Applied to head CT images, AI software can help speed diagnosis of ischemic stroke while also localizing large vessel occlusions when the latter are a culprit, according to a systematic review of studies published over a five-year period ending in February.
The review article was published online Oct. 8 in the Journal of NeuroInterventional Surgery.
Searching PubMed and two other literature databases, Nick Murray, MD, of Stanford and colleagues at Johns Hopkins found 20 studies that incorporated various iterations of machine learning into stroke research involving large vessel occlusion.
The team found convolutional neural networks beat random forest learning on sensitivity, 85% to 68%.

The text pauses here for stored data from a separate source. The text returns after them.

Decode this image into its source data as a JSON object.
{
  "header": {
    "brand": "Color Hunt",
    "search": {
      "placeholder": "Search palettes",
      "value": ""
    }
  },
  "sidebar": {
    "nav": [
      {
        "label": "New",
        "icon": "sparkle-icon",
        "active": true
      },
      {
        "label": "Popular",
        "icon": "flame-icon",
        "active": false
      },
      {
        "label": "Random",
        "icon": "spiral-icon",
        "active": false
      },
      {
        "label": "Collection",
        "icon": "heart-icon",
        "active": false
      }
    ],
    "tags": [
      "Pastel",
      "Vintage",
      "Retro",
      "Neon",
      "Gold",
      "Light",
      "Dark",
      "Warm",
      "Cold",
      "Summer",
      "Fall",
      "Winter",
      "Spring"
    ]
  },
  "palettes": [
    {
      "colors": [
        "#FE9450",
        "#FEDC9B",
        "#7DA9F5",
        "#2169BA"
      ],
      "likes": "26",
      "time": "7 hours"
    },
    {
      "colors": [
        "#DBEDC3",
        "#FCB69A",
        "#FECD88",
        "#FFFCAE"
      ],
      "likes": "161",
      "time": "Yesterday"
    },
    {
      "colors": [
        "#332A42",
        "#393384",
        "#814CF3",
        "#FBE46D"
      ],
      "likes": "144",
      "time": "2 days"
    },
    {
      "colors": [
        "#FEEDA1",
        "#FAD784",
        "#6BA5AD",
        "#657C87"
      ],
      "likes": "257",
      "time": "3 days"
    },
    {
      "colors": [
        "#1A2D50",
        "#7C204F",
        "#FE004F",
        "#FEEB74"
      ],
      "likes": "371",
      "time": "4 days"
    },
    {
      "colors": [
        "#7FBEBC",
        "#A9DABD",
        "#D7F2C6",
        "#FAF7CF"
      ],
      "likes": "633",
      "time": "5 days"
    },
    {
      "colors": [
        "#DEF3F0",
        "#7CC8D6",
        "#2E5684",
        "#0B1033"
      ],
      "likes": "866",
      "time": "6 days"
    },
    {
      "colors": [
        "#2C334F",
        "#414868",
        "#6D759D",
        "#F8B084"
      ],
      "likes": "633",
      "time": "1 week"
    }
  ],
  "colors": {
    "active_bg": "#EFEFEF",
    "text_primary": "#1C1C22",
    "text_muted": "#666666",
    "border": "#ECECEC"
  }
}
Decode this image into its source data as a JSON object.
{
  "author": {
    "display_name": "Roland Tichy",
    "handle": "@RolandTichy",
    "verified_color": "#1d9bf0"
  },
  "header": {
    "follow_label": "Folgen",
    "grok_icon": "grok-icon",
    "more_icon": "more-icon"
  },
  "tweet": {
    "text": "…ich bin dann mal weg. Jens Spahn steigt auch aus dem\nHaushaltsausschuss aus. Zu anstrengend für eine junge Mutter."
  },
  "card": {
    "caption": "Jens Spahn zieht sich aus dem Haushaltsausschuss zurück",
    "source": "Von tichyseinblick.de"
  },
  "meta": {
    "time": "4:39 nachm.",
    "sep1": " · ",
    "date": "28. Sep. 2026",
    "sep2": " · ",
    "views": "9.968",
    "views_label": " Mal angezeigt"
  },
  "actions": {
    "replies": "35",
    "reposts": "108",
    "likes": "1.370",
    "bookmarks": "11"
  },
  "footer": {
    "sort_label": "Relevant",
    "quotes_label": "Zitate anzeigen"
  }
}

They also found research physicians tend to use random forest learning for early stroke detection but convolutional neural networks for finding large vessel occlusions.
In their discussion, Murray et al. comment that objective comparisons between methods are confounded by the use of varying metrics to gauge the performance of AI algorithms. They call for standardization of metrics in future studies.
Still, from their overall results, the team conclude that AI has a role to play in detecting strokes caused by large vessel occlusions, given the technology’s ability to facilitate the fast interventions needed to head off long-term disabilities or death.
“Acute stroke caused by large vessel occlusions requires emergent detection and treatment by endovascular thrombectomy,” the authors explain. “However, radiologic large vessel occlusion detection and treatment is subject to variable delays and human expertise, resulting in morbidity. Imaging software using artificial intelligence and machine learning…may improve rapid frontline detection of large vessel occlusion strokes.”